(((Bizi and Mari))) thanks for the comforting words.
and (((Steve))) thanks for popping in to wish me well.
i am seeing pdoc tuesday... by the skin of my teeth before i start - the next day! as it is on tuesday i have 3 things to do and it will be bing bing bing one after the other, don't stop to breathe or you'll miss the boat...

i am trying to pick one of the two earlier ones not to do, but once i work it will be impossible... ack. i am worrying about everything and still having flashes.
the interaction with the consultant the other day was very weird - i was not reacting appropriately - way too high/euphoric... (due to what i ingested before going). felt real awkward afterwards. i think that is what started the involuntary rehashing and twisting.
but i also i realized something in the conversation with the nice doc last night might have worsened things... didn't expect to have to bring it up certain things... sensitive. so emotional overload on top of existing overload.
last night i talked to my parents a while, it helped a bit. i also had a lorazepam as well as a smidgeon extra benzo since i'd missed the night before. this morning i took another little bit extra and had a nap
i had reduced my zoloft - have upped it again as of today.
i am going to see if pdoc thinks maybe i should go back on depakote, and/or have some zyprexa on hand for when i get weirded out. of course, removing certain damaging elements may be sufficient. dunno. maybe the damage is done, in terms of my state of being. will see what he thinks.

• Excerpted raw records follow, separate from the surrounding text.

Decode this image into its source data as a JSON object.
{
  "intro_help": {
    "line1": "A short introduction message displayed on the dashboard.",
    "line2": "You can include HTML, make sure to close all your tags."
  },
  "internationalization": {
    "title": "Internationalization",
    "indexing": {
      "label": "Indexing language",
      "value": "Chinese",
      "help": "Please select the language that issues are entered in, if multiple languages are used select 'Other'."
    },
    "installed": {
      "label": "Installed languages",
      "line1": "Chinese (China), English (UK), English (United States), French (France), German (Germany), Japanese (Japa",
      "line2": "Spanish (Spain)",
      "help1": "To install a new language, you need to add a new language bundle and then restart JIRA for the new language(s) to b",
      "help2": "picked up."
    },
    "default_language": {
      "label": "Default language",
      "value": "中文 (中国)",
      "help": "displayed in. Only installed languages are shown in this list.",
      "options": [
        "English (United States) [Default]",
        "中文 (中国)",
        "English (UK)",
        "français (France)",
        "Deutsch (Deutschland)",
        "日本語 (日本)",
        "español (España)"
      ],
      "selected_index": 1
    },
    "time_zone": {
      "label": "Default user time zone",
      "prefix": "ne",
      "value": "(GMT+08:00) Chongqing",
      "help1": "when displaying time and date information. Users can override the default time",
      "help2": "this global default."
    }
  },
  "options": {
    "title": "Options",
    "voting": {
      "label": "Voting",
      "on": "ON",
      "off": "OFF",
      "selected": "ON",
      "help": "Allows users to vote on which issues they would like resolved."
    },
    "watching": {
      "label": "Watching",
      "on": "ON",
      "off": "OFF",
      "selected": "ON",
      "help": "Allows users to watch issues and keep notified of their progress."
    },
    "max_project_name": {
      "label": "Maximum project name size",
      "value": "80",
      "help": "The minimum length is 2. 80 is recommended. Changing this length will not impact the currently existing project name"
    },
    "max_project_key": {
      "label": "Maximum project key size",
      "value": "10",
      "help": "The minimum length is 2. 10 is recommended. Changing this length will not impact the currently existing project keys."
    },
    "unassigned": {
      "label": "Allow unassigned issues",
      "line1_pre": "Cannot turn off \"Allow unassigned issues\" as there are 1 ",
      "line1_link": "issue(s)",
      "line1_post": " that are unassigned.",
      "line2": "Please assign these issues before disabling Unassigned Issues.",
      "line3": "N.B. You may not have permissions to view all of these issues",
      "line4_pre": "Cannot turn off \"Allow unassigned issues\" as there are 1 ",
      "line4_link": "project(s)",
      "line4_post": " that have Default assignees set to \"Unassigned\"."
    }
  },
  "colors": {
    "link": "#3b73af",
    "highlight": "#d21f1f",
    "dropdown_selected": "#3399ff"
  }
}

i really needed/meant to go buy some pants today but i desperately wanted to stay inside. i guess i have to put it off a week now. i don't want to be in crowded department stores today, which is where i need to go. i don't want people crashing up against me.
i feel like time is running out i am never going to get everything done in time. meanwhile today i am sitting around. trying to deal with the season switch in wardrobe as well as the dressy wardrobe... have summer things and fall things all mixed up and lots of things lying about for days now... a mess!!!!
(((hugs))) to all of you
~ waves ~ wandering off to fold clothes or find something rhythmic and methodical to do... or play music if dad is not sleeping.